Brüder und Schwestern, diese Gestalten zeigen uns, dass sich selbst in unserer Religiosität der Wurm der Heuchelei und das Las-ter, mit dem Finger zu zeigen, einschleichen kann. In jedem Zeitalter, in jeder Gemeinschaft. Es besteht immer die Gefahr, dass wir Jesus missverstehen, dass wir seinen Namen im Munde führen, ihn aber in Wirklichkeit verleugnen. Und dies kann auch geschehen, wenn wir Banner mit Kreuzen darauf aufziehen. Wie können wir also überprüfen, ob wir Jünger in der Schule des Meisters sind?
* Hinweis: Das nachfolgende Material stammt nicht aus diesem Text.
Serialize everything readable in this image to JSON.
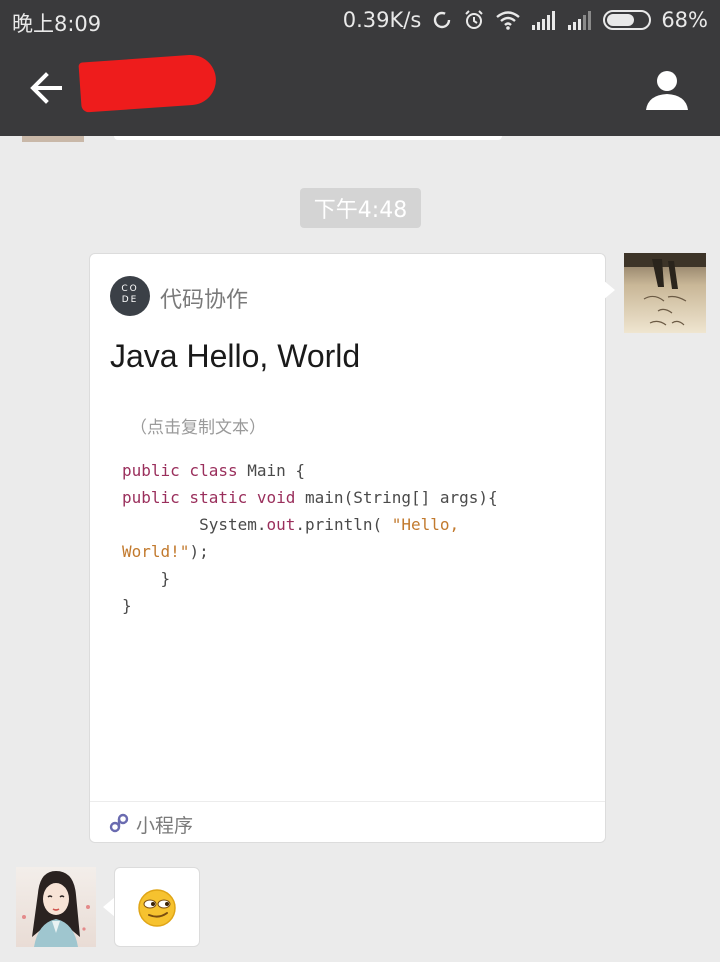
{
  "status_bar": {
    "time": "晚上8:09",
    "speed": "0.39K/s",
    "battery": "68%",
    "battery_level": 0.68
  },
  "nav": {
    "back_icon": "back-arrow-icon",
    "contact_icon": "person-icon"
  },
  "chat": {
    "timestamp": "下午4:48",
    "card": {
      "app_name": "代码协作",
      "logo_text_top": "CO",
      "logo_text_bottom": "DE",
      "title": "Java Hello, World",
      "copy_hint": "（点击复制文本）",
      "code": {
        "line1_kw": "public class ",
        "line1_rest": "Main {",
        "line2_kw": "public static void ",
        "line2_rest": "main(String[] args){",
        "line3": "        System.",
        "line3_out": "out",
        "line3_rest": ".println( ",
        "line3_str": "\"Hello,",
        "line4_str": "World!\"",
        "line4_rest": ");",
        "line5": "    }",
        "line6": "}"
      },
      "footer_label": "小程序"
    }
  },
  "colors": {
    "bar": "#3a3a3c",
    "background": "#ebebeb",
    "keyword": "#9a2f5c",
    "string": "#c27a2e",
    "redaction": "#ee1c1c"
  }
}
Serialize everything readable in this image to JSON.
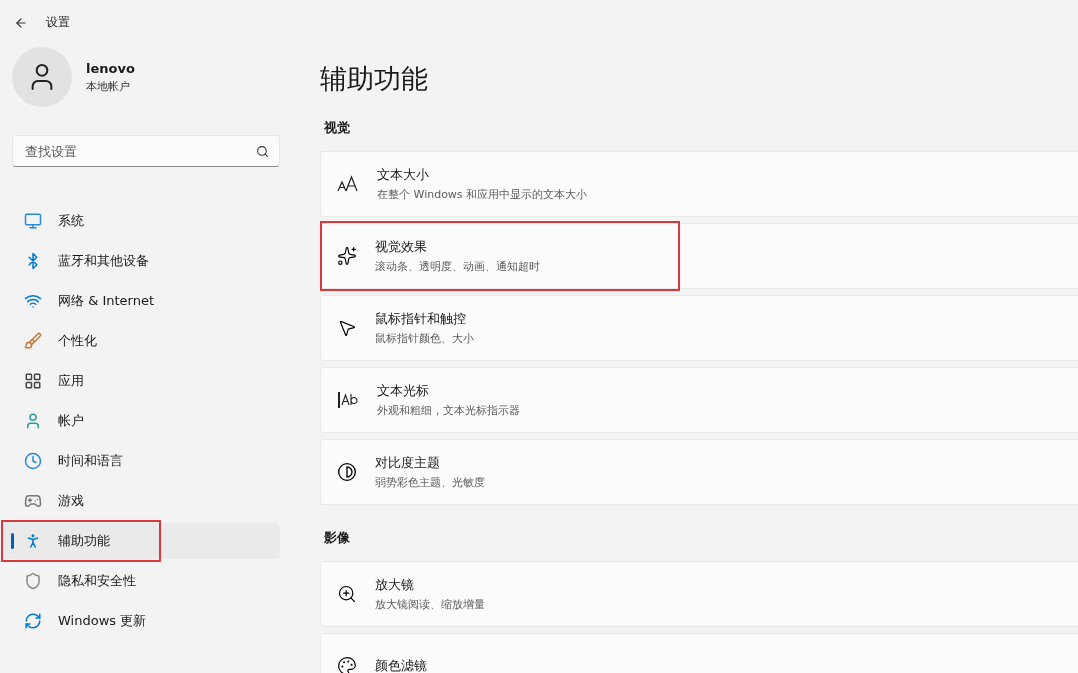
{
  "window": {
    "title": "设置"
  },
  "account": {
    "name": "lenovo",
    "type": "本地帐户"
  },
  "search": {
    "placeholder": "查找设置"
  },
  "sidebar": {
    "items": [
      {
        "label": "系统",
        "selected": false,
        "highlighted": false
      },
      {
        "label": "蓝牙和其他设备",
        "selected": false,
        "highlighted": false
      },
      {
        "label": "网络 & Internet",
        "selected": false,
        "highlighted": false
      },
      {
        "label": "个性化",
        "selected": false,
        "highlighted": false
      },
      {
        "label": "应用",
        "selected": false,
        "highlighted": false
      },
      {
        "label": "帐户",
        "selected": false,
        "highlighted": false
      },
      {
        "label": "时间和语言",
        "selected": false,
        "highlighted": false
      },
      {
        "label": "游戏",
        "selected": false,
        "highlighted": false
      },
      {
        "label": "辅助功能",
        "selected": true,
        "highlighted": true
      },
      {
        "label": "隐私和安全性",
        "selected": false,
        "highlighted": false
      },
      {
        "label": "Windows 更新",
        "selected": false,
        "highlighted": false
      }
    ]
  },
  "page_title": "辅助功能",
  "sections": [
    {
      "heading": "视觉",
      "items": [
        {
          "title": "文本大小",
          "subtitle": "在整个 Windows 和应用中显示的文本大小",
          "highlighted": false
        },
        {
          "title": "视觉效果",
          "subtitle": "滚动条、透明度、动画、通知超时",
          "highlighted": true
        },
        {
          "title": "鼠标指针和触控",
          "subtitle": "鼠标指针颜色、大小",
          "highlighted": false
        },
        {
          "title": "文本光标",
          "subtitle": "外观和粗细，文本光标指示器",
          "highlighted": false
        },
        {
          "title": "对比度主题",
          "subtitle": "弱势彩色主题、光敏度",
          "highlighted": false
        }
      ]
    },
    {
      "heading": "影像",
      "items": [
        {
          "title": "放大镜",
          "subtitle": "放大镜阅读、缩放增量",
          "highlighted": false
        },
        {
          "title": "颜色滤镜",
          "highlighted": false
        }
      ]
    }
  ]
}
Durch unsere Sichtweise, durch die Art, wie wir unseren Nächsten und wie wir uns selbst sehen. Daran erkennt man, zu wem wir gehören.
Es kommt darauf an, wie wir unseren Nächsten sehen: ob wir es so tun, wie Jesus es uns heute zeigt, also mit einem barmherzigen Blick, oder ob wir urteilend, manchmal sogar verächtlich blicken, wie die Ankläger im Evangelium, die sich als Vorkämpfer Got-tes aufspielen, aber nicht merken, dass sie ihre Brüder und Schwestern mit Füßen treten. In Wirklichkeit haben diejenigen, die glauben, den Glauben zu verteidigen, indem sie mit dem Finger auf andere zeigen, vielleicht eine religiöse Vision, aber sie vertreten nicht den Geist des Evangeliums, denn sie vergessen die Barmherzigkeit, die das Herzstück Gottes ist.
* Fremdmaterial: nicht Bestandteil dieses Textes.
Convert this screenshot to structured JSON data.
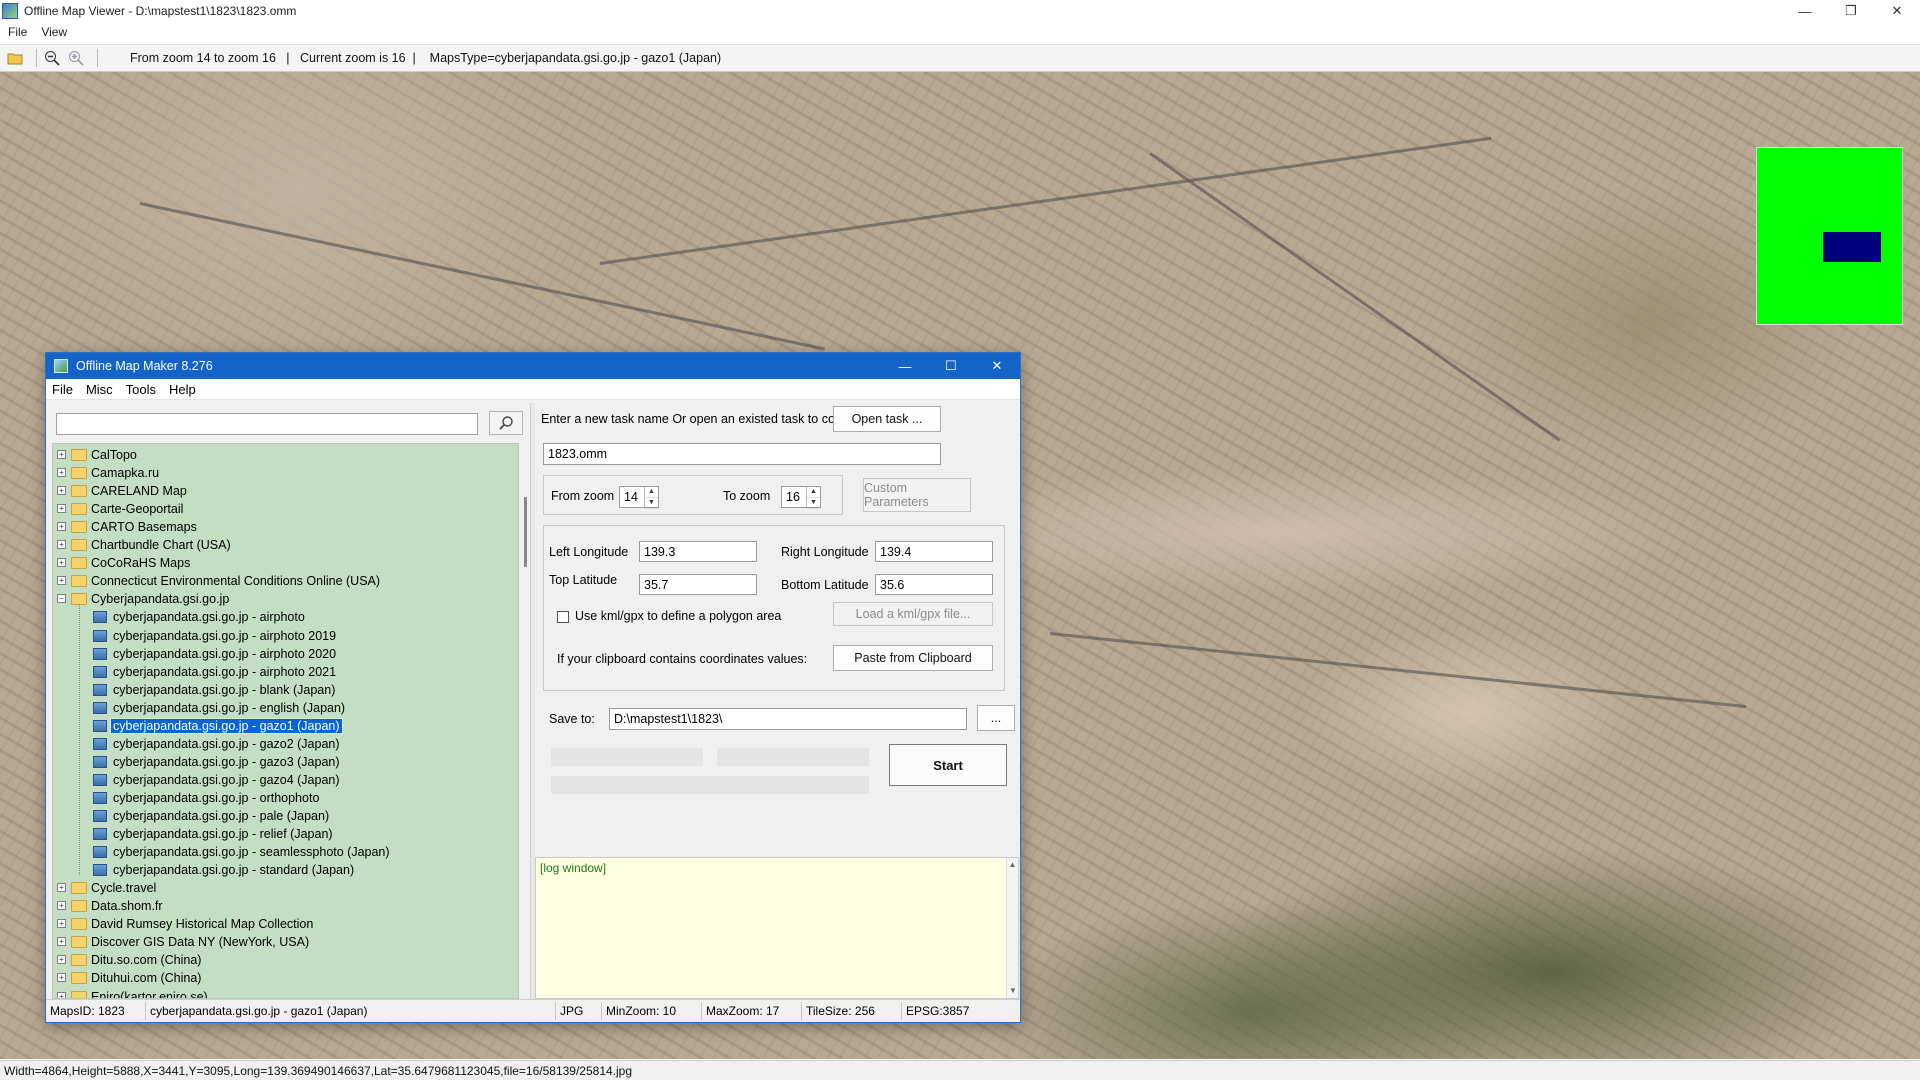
{
  "viewer": {
    "title": "Offline Map Viewer - D:\\mapstest1\\1823\\1823.omm",
    "window_controls": {
      "minimize": "—",
      "restore": "❐",
      "close": "✕"
    },
    "menu": [
      "File",
      "View"
    ],
    "toolbar": {
      "icons": [
        "open-folder-icon",
        "zoom-out-icon",
        "zoom-in-icon"
      ],
      "info": "From zoom 14 to zoom 16   |   Current zoom is 16  |    MapsType=cyberjapandata.gsi.go.jp - gazo1 (Japan)"
    },
    "status": "Width=4864,Height=5888,X=3441,Y=3095,Long=139.369490146637,Lat=35.6479681123045,file=16/58139/25814.jpg",
    "minimap_colors": {
      "background": "#00ff00",
      "viewport": "#00007a"
    }
  },
  "dialog": {
    "title": "Offline Map Maker 8.276",
    "window_controls": {
      "minimize": "—",
      "maximize": "☐",
      "close": "✕"
    },
    "menu": [
      "File",
      "Misc",
      "Tools",
      "Help"
    ],
    "search": {
      "value": "",
      "button_icon": "search-icon"
    },
    "tree": [
      {
        "label": "CalTopo",
        "type": "folder",
        "expanded": false
      },
      {
        "label": "Camapka.ru",
        "type": "folder",
        "expanded": false
      },
      {
        "label": "CARELAND Map",
        "type": "folder",
        "expanded": false
      },
      {
        "label": "Carte-Geoportail",
        "type": "folder",
        "expanded": false
      },
      {
        "label": "CARTO Basemaps",
        "type": "folder",
        "expanded": false
      },
      {
        "label": "Chartbundle Chart (USA)",
        "type": "folder",
        "expanded": false
      },
      {
        "label": "CoCoRaHS Maps",
        "type": "folder",
        "expanded": false
      },
      {
        "label": "Connecticut Environmental Conditions Online (USA)",
        "type": "folder",
        "expanded": false
      },
      {
        "label": "Cyberjapandata.gsi.go.jp",
        "type": "folder",
        "expanded": true
      },
      {
        "label": "cyberjapandata.gsi.go.jp - airphoto",
        "type": "map"
      },
      {
        "label": "cyberjapandata.gsi.go.jp - airphoto 2019",
        "type": "map"
      },
      {
        "label": "cyberjapandata.gsi.go.jp - airphoto 2020",
        "type": "map"
      },
      {
        "label": "cyberjapandata.gsi.go.jp - airphoto 2021",
        "type": "map"
      },
      {
        "label": "cyberjapandata.gsi.go.jp - blank (Japan)",
        "type": "map"
      },
      {
        "label": "cyberjapandata.gsi.go.jp - english (Japan)",
        "type": "map"
      },
      {
        "label": "cyberjapandata.gsi.go.jp - gazo1 (Japan)",
        "type": "map",
        "selected": true
      },
      {
        "label": "cyberjapandata.gsi.go.jp - gazo2 (Japan)",
        "type": "map"
      },
      {
        "label": "cyberjapandata.gsi.go.jp - gazo3 (Japan)",
        "type": "map"
      },
      {
        "label": "cyberjapandata.gsi.go.jp - gazo4 (Japan)",
        "type": "map"
      },
      {
        "label": "cyberjapandata.gsi.go.jp - orthophoto",
        "type": "map"
      },
      {
        "label": "cyberjapandata.gsi.go.jp - pale (Japan)",
        "type": "map"
      },
      {
        "label": "cyberjapandata.gsi.go.jp - relief (Japan)",
        "type": "map"
      },
      {
        "label": "cyberjapandata.gsi.go.jp - seamlessphoto (Japan)",
        "type": "map"
      },
      {
        "label": "cyberjapandata.gsi.go.jp - standard (Japan)",
        "type": "map"
      },
      {
        "label": "Cycle.travel",
        "type": "folder",
        "expanded": false
      },
      {
        "label": "Data.shom.fr",
        "type": "folder",
        "expanded": false
      },
      {
        "label": "David Rumsey Historical Map Collection",
        "type": "folder",
        "expanded": false
      },
      {
        "label": "Discover GIS Data NY (NewYork, USA)",
        "type": "folder",
        "expanded": false
      },
      {
        "label": "Ditu.so.com (China)",
        "type": "folder",
        "expanded": false
      },
      {
        "label": "Dituhui.com (China)",
        "type": "folder",
        "expanded": false
      },
      {
        "label": "Eniro(kartor.eniro.se)",
        "type": "folder",
        "expanded": false
      }
    ],
    "form": {
      "task_prompt": "Enter a new task name Or open an existed task to continue:",
      "open_task_label": "Open task ...",
      "task_name": "1823.omm",
      "from_zoom_label": "From zoom",
      "from_zoom": "14",
      "to_zoom_label": "To zoom",
      "to_zoom": "16",
      "custom_params_label": "Custom Parameters",
      "left_long_label": "Left Longitude",
      "left_long": "139.3",
      "right_long_label": "Right Longitude",
      "right_long": "139.4",
      "top_lat_label": "Top Latitude",
      "top_lat": "35.7",
      "bottom_lat_label": "Bottom Latitude",
      "bottom_lat": "35.6",
      "kml_checkbox_label": "Use kml/gpx to define a polygon area",
      "kml_checked": false,
      "load_kml_label": "Load a kml/gpx file...",
      "clipboard_prompt": "If your clipboard contains coordinates values:",
      "paste_label": "Paste from Clipboard",
      "save_to_label": "Save to:",
      "save_to": "D:\\mapstest1\\1823\\",
      "browse_label": "...",
      "start_label": "Start",
      "log_label": "[log window]",
      "progress": [
        0,
        0,
        0
      ]
    },
    "status": {
      "maps_id": "MapsID: 1823",
      "maps_name": "cyberjapandata.gsi.go.jp - gazo1 (Japan)",
      "format": "JPG",
      "min_zoom": "MinZoom: 10",
      "max_zoom": "MaxZoom: 17",
      "tile_size": "TileSize: 256",
      "epsg": "EPSG:3857"
    }
  }
}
Um zu verstehen, ob wir wahre Jünger des Meisters sind, müssen wir auch überprüfen, wie wir uns selbst sehen. Die Ankläger der Frau sind überzeugt, dass sie nichts zu lernen haben. Ihr äußerer Apparat ist zwar perfekt, aber es fehlt ihnen die Wahrheit des Herzens. Sie sind das Abbild jener Gläubigen, die in jedem Zeitalter aus dem Glauben eine Fassade machen, bei der das feierliche Äußere im Vordergrund steht, aber die innere Armut fehlt, die der kostbarste Schatz des Menschen ist. Was für Jesus zählt, ist die offene Bereitschaft derer, die sich nicht als schon angekommen, sondern als erlösungsbedürftig empfinden. Es tut uns also gut, wenn wir beten und auch wenn wir an schönen Gottesdiensten teilnehmen, uns zu fragen, ob wir im Einklang mit dem Herrn sind. Wir können ihn direkt fragen: »Jesus, ich bin hier bei Dir, aber was willst Du von mir? Was möchtest Du, dass ich in meinem Herzen, in meinem Leben verändere? Wie soll ich die anderen sehen?« Es wird uns guttun, so zu beten, denn der Meis-ter gibt sich nicht mit Äußerlichkeiten zufrieden, sondern sucht die Wahrheit des Herzens. Und wenn wir ihm unser Herz in Wahrheit öffnen, kann er Wunder in uns bewirken.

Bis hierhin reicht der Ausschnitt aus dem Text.